Fecha: 20 de Julio de 2010

Tribunal: AP - Madrid

Ponente: MOLINA MARIN, JOSEFINA

Nº de sentencia: 178/2010

Núm. Cendoj: 28079370042010100438

Núm. Ecli: ES:APM:2010:11309


Encabezamiento

AUDIENCIA PROVINCIAL DE MADRID

Sección nº 4

c/ Santiago de Compostela, nº 96 28035-Madrid

Tfno: 914934427/4570/4571

Rollo : 283/2010 M

Expediente de Fiscalía nº 530/2010

Expediente del Juzgado nº 102/2010

Juzgado de Menores nº 6 de Madrid

PONENTE: JOSEFINA MOLINA MARÍN

La Sección Cuarta de la Audiencia Provincial de Madrid ha pronunciado en el nombre de SU MAJESTAD EL REY, la

siguiente:

S E N T E N C I A Nº 178/2010

AUDIENCIA PROVINCIAL DE MADRID )

SECCIÓN CUARTA )

Magistrados )

D. MARIO PESTANA PEREZ )

D. JAVIER MARIANO BALLESTEROS MARTIN)

Dª JOSEFINA MOLINA MARÍN )

====================================)

En Madrid, a veinte de julio de dos mil diez.

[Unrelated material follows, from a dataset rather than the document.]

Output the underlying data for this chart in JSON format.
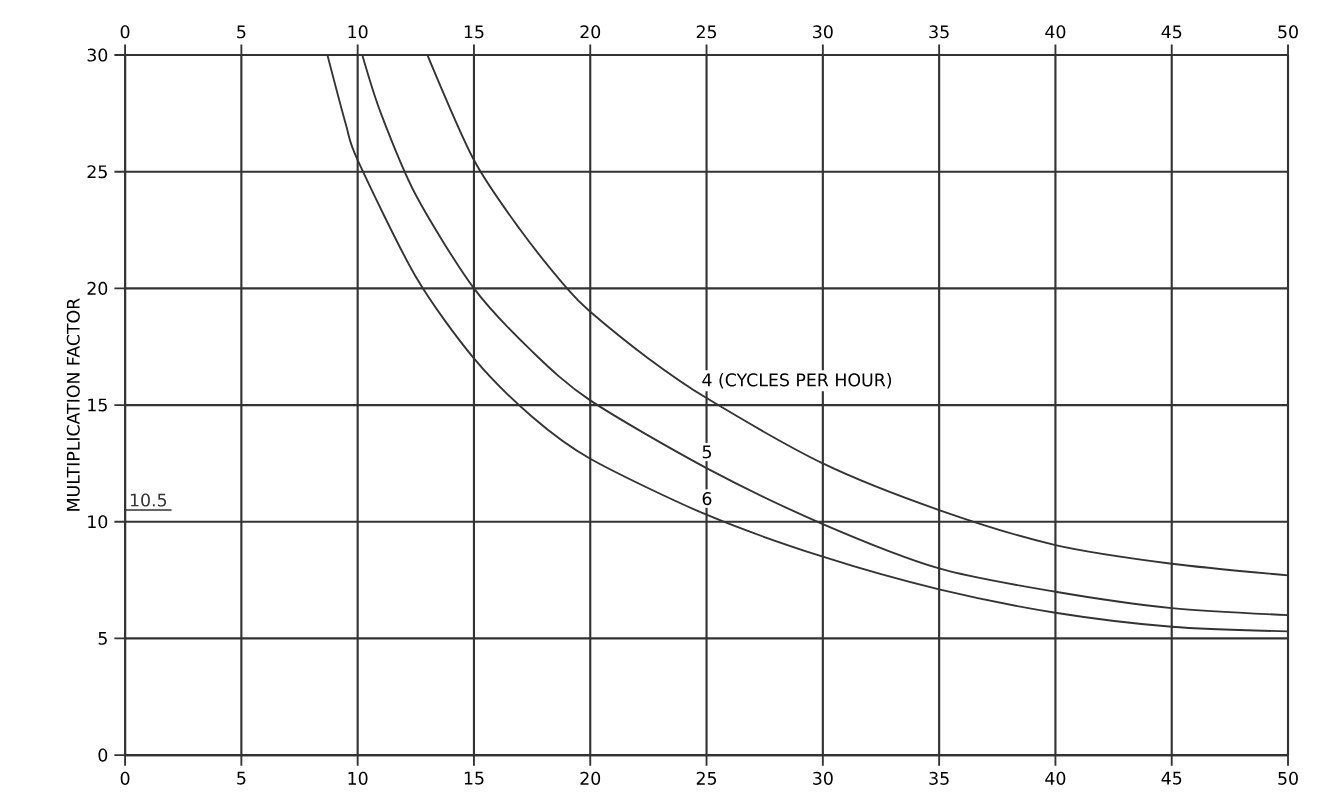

Vistos en segunda instancia por esta Sección Cuarta de esta Audiencia Provincial, el recurso de apelación contra la sentencia de 25 de mayo de 2010 dictada por el Juzgado de Menores nº 6 de Madrid en el expediente nº 102/2010, seguido contra el menor Genaro .

Habiendo sido partes en la sustanciación del recurso, como apelante el citado menor, defendido por la letrada Dª. Mª Dolores Gallardo López, en sustitución de su compañera Dª Berta , y como apelado el Ministerio Fiscal; siendo ponente la Ilma. Sra. Magistrada Suplente Dª JOSEFINA MOLINA MARÍN.

Antecedentes

PRIMERO.- El Juzgado de Menores dictó sentencia en el expediente indicado, cuyo relato de hechos probados y parte dispositiva son como sigue:

HECHOS PROBADOS.- Sobre las 0,30 horas del día 27 de Febrero de 2010 en la calle Timoteo Domingo de Madrid, el menor Genaro , (nacido el 15 de mayo de 1993), de común acuerdo con otro individuo mayor de edad penal, se acercaron a Carlos Antonio quien caminaba por la calle mientras hablaba con su teléfono móvil, y tras encañolarle con un objeto metálico similar a un revolver pretendieron arrebatarle el teléfono móvil, no consiguiendo su propósito pues al efectuar un disparo, Carlos Antonio comenzó a gritar, saliendo el menor y su acompañante corriendo.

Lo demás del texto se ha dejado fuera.